Background The role of socioeconomic status (SES) on hypertension prevalence and hypertension control has gotten much attention but with conflicting results. This paper aimed to quantify the association of SES with both hypertension prevalence and hypertension control rate in Nanjing, China. Methods A community-based cross-sectional study was conducted using multistage random sampling on 60,283 adults aged more than 18 years between March 2017 and June 2018. Hypertension was defined as systolic blood pressure (BP) ≥ 140 mmHg and/or diastolic BP ≥ 90 mmHg or self-reported diagnosis of hypertension or respondent's report of taking antihypertensive medications. The controlled hypertension was defined by systolic BP < 140 mmHg and diastolic BP of < 90 mmHg among the subjects that self-reported exhibiting hypertensive and taking antihypertensive medications. The associations between SES with hypertension prevalence and hypertension control were quantified using generalized mixed model regression analysis and reported as odds ratios (ORs) and 95% confidence interval (CI).
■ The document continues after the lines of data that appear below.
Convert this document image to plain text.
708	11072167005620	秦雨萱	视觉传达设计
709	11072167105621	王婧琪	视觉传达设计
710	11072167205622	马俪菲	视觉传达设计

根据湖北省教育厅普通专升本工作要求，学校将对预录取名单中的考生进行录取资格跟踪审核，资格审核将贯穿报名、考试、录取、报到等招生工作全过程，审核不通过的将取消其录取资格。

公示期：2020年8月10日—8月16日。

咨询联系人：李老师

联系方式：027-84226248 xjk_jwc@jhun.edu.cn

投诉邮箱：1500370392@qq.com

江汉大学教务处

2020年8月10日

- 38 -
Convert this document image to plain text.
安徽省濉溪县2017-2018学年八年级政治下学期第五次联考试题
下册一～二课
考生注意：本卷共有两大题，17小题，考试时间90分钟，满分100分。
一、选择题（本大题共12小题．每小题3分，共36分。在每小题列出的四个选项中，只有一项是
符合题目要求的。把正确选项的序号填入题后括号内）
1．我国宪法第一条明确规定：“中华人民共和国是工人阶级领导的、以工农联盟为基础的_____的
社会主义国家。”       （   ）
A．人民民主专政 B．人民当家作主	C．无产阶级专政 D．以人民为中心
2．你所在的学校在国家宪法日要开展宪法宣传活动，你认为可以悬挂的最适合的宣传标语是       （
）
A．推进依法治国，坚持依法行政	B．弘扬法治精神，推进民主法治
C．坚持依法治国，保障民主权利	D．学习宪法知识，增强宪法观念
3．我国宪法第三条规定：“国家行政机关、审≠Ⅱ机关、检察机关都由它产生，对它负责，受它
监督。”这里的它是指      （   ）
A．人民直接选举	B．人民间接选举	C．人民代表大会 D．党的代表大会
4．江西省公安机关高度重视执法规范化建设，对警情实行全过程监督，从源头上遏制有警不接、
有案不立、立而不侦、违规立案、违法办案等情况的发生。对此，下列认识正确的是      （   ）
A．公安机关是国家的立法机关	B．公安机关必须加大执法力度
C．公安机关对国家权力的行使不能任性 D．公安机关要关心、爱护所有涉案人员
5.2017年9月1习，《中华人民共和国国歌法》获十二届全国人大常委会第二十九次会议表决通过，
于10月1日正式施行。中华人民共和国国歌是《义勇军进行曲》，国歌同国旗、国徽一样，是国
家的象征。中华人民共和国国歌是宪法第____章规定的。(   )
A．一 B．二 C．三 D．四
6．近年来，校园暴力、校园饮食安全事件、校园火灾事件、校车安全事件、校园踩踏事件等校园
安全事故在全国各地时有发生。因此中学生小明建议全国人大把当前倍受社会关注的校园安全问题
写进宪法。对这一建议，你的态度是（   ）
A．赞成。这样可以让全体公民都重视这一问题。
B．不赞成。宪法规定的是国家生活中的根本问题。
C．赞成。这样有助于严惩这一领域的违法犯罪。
Results There was a high prevalence of subjects with primary educational level (49.6%) or unemployed and retired (49.5%) or lower annual household income level (44.9%) in each SES group, respectively. After adjustments for potential confounding factors, there were higher odds of hypertension among those with primary educational level (OR = 1.56), but lower odds for controlled BP (OR = 0.51). Higher odds of hypertension could be found among unemployed and retired, and higher odds of controlled BP was observed in the mental laborers or students (OR = 1.30), compared with the other categories, respectively. The lower-income group was more likely to be hypertensive (OR = 1.35) and less likely to have controlled hypertension (OR = 0.73). Conclusion Socioeconomic status played an important role in hypertension prevalence and hypertension control among adults in Nanjing, China. Strategies for hypertension prevention and control should especially focus on people in the vulnerable lower SES groups.